[dpdk-dev] [PATCH v3 1/5] mbuf: fix clone support when application uses private mbuf data

Ananyev, Konstantin konstantin.ananyev at intel.com
Tue Apr 7 19:17:01 CEST 2015


Hi Olivier,

> -----Original Message-----
> From: Olivier MATZ [mailto:olivier.matz at 6wind.com]
> Sent: Tuesday, April 07, 2015 4:46 PM
> To: Ananyev, Konstantin; dev at dpdk.org
> Cc: zoltan.kiss at linaro.org; Richardson, Bruce
> Subject: Re: [PATCH v3 1/5] mbuf: fix clone support when application uses private mbuf data
> 
> Hi Konstantin,
> 
> On 04/07/2015 02:40 PM, Ananyev, Konstantin wrote:
> > Hi Olivier,
> >
> >> -----Original Message-----
> >> From: Olivier MATZ [mailto:olivier.matz at 6wind.com]
> >> Sent: Monday, April 06, 2015 10:50 PM
> >> To: Ananyev, Konstantin; dev at dpdk.org
> >> Cc: zoltan.kiss at linaro.org; Richardson, Bruce
> >> Subject: Re: [PATCH v3 1/5] mbuf: fix clone support when application uses private mbuf data
> >>
> >> Hi Konstantin,
> >>
> >> Thanks for your comments.
> >>
> >> On 04/02/2015 07:21 PM, Ananyev, Konstantin wrote:
> >>> Hi Olivier,
> >>>
> >>>> -----Original Message-----
> >>>> From: Olivier Matz [mailto:olivier.matz at 6wind.com]
> >>>> Sent: Tuesday, March 31, 2015 8:23 PM
> >>>> To: dev at dpdk.org
> >>>> Cc: Ananyev, Konstantin; zoltan.kiss at linaro.org; Richardson, Bruce; Olivier Matz
> >>>> Subject: [PATCH v3 1/5] mbuf: fix clone support when application uses private mbuf data
> >>>>
> >>>> From: Olivier Matz <olivier.matz at 6wind.com>
> >>>>
> >>>> Add a new private_size field in mbuf structure that should
> >>>> be initialized at mbuf pool creation.

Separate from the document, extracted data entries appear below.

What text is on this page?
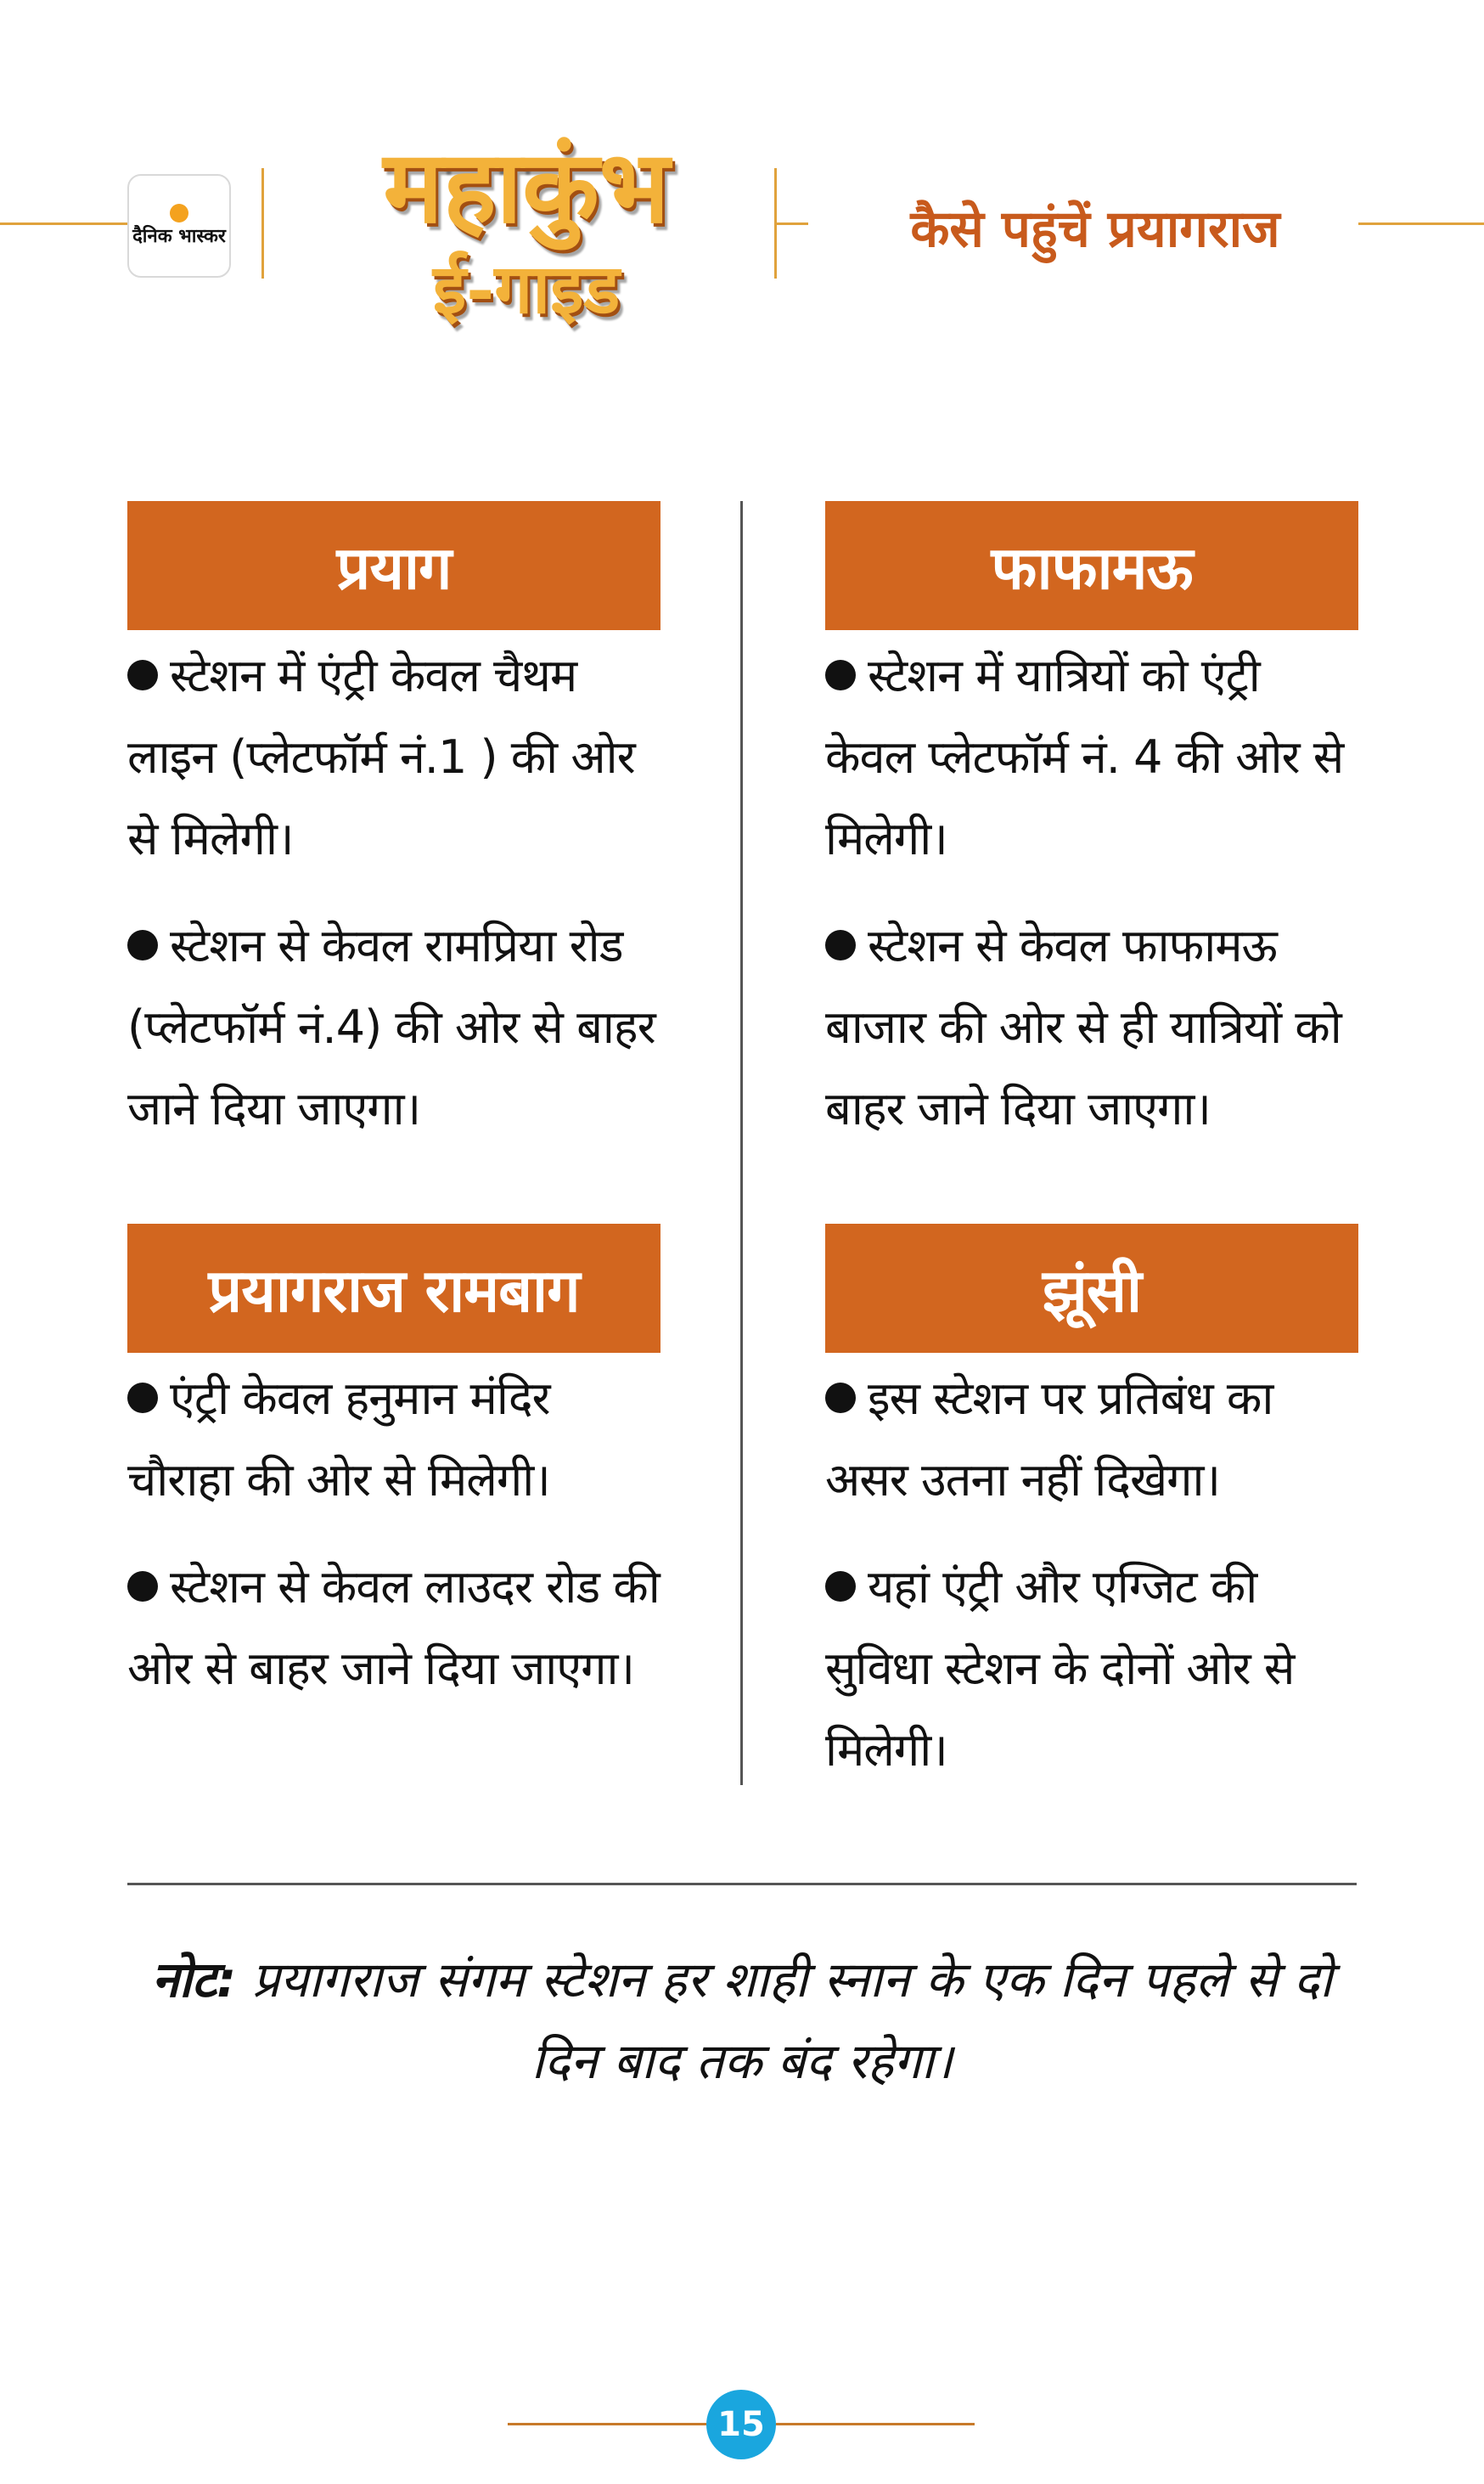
दैनिक भास्कर	महाकुंभ
ई-गाइड
कैसे पहुंचें प्रयागराज
प्रयाग

स्टेशन में एंट्री केवल चैथम लाइन (प्लेटफॉर्म नं.1 ) की ओर से मिलेगी।

स्टेशन से केवल रामप्रिया रोड (प्लेटफॉर्म नं.4) की ओर से बाहर जाने दिया जाएगा।

फाफामऊ

स्टेशन में यात्रियों को एंट्री केवल प्लेटफॉर्म नं. 4 की ओर से मिलेगी।

स्टेशन से केवल फाफामऊ बाजार की ओर से ही यात्रियों को बाहर जाने दिया जाएगा।

प्रयागराज रामबाग

एंट्री केवल हनुमान मंदिर चौराहा की ओर से मिलेगी।

स्टेशन से केवल लाउदर रोड की ओर से बाहर जाने दिया जाएगा।

झूंसी

इस स्टेशन पर प्रतिबंध का असर उतना नहीं दिखेगा।

यहां एंट्री और एग्जिट की सुविधा स्टेशन के दोनों ओर से मिलेगी।

नोट: प्रयागराज संगम स्टेशन हर शाही स्नान के एक दिन पहले से दो दिन बाद तक बंद रहेगा।
15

This field contains the
> >>>> size of the application private data in mbufs.
> >>>>
> >>>> Introduce new static inline functions rte_mbuf_from_indirect()

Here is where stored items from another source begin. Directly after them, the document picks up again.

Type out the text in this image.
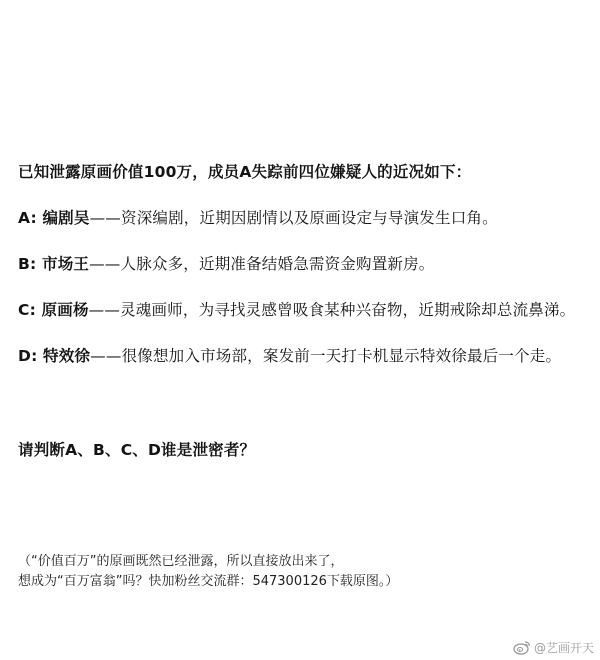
已知泄露原画价值100万，成员A失踪前四位嫌疑人的近况如下：
A: 编剧吴——资深编剧，近期因剧情以及原画设定与导演发生口角。
B: 市场王——人脉众多，近期准备结婚急需资金购置新房。
C: 原画杨——灵魂画师，为寻找灵感曾吸食某种兴奋物，近期戒除却总流鼻涕。
D: 特效徐——很像想加入市场部，案发前一天打卡机显示特效徐最后一个走。
请判断A、B、C、D谁是泄密者？
（“价值百万”的原画既然已经泄露，所以直接放出来了，
想成为“百万富翁”吗？快加粉丝交流群：547300126下载原图。）
@艺画开天
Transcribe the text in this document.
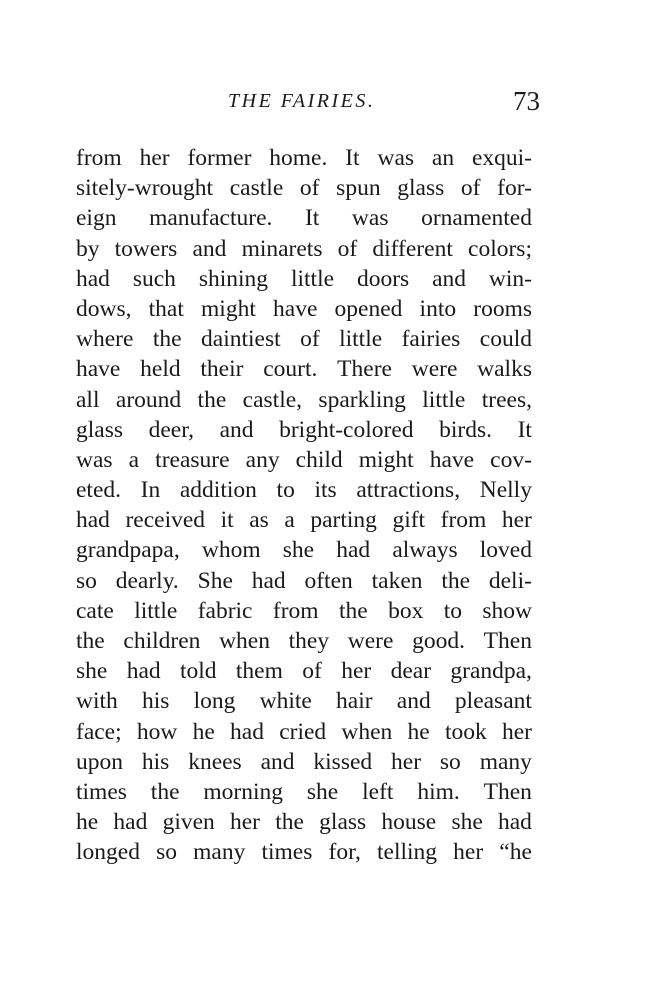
THE FAIRIES.	73
from her former home. It was an exqui-
sitely-wrought castle of spun glass of for-
eign manufacture. It was ornamented
by towers and minarets of different colors;
had such shining little doors and win-
dows, that might have opened into rooms
where the daintiest of little fairies could
have held their court. There were walks
all around the castle, sparkling little trees,
glass deer, and bright-colored birds. It
was a treasure any child might have cov-
eted. In addition to its attractions, Nelly
had received it as a parting gift from her
grandpapa, whom she had always loved
so dearly. She had often taken the deli-
cate little fabric from the box to show
the children when they were good. Then
she had told them of her dear grandpa,
with his long white hair and pleasant
face; how he had cried when he took her
upon his knees and kissed her so many
times the morning she left him. Then
he had given her the glass house she had
longed so many times for, telling her “he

> >>>> and rte_mbuf_to_baddr() to replace the existing macros, which
> >>>> take the private size in account when attaching and detaching
> >>>> mbufs.
> >>>>
> >>>> Signed-off-by: Olivier Matz <olivier.matz at 6wind.com>
> >>>> ---
> >>>>   app/test-pmd/testpmd.c     |  1 +
> >>>>   examples/vhost/main.c      |  4 +--
> >>>>   lib/librte_mbuf/rte_mbuf.c |  1 +
> >>>>   lib/librte_mbuf/rte_mbuf.h | 77 +++++++++++++++++++++++++++++++++++-----------
> >>>>   4 files changed, 63 insertions(+), 20 deletions(-)
> >>>>
> >>>> diff --git a/app/test-pmd/testpmd.c b/app/test-pmd/testpmd.c
> >>>> index 3057791..c5a195a 100644
> >>>> --- a/app/test-pmd/testpmd.c
> >>>> +++ b/app/test-pmd/testpmd.c
> >>>> @@ -425,6 +425,7 @@ testpmd_mbuf_ctor(struct rte_mempool *mp,
> >>>>   	mb->tx_offload   = 0;
> >>>>   	mb->vlan_tci     = 0;
> >>>>   	mb->hash.rss     = 0;
> >>>> +	mb->priv_size    = 0;
> >>>>   }
> >>>>
> >>>>   static void
> >>>> diff --git a/examples/vhost/main.c b/examples/vhost/main.c
> >>>> index c3fcb80..e44e82f 100644
> >>>> --- a/examples/vhost/main.c
> >>>> +++ b/examples/vhost/main.c
> >>>> @@ -139,7 +139,7 @@
> >>>>   /* Number of descriptors per cacheline. */
> >>>>   #define DESC_PER_CACHELINE (RTE_CACHE_LINE_SIZE / sizeof(struct vring_desc))
> >>>>
> >>>> -#define MBUF_EXT_MEM(mb)   (RTE_MBUF_FROM_BADDR((mb)->buf_addr) != (mb))
> >>>> +#define MBUF_EXT_MEM(mb)   (rte_mbuf_from_indirect(mb) != (mb))
> >>>>
> >>>>   /* mask of enabled ports */
> >>>>   static uint32_t enabled_port_mask = 0;
> >>>> @@ -1550,7 +1550,7 @@ attach_rxmbuf_zcp(struct virtio_net *dev)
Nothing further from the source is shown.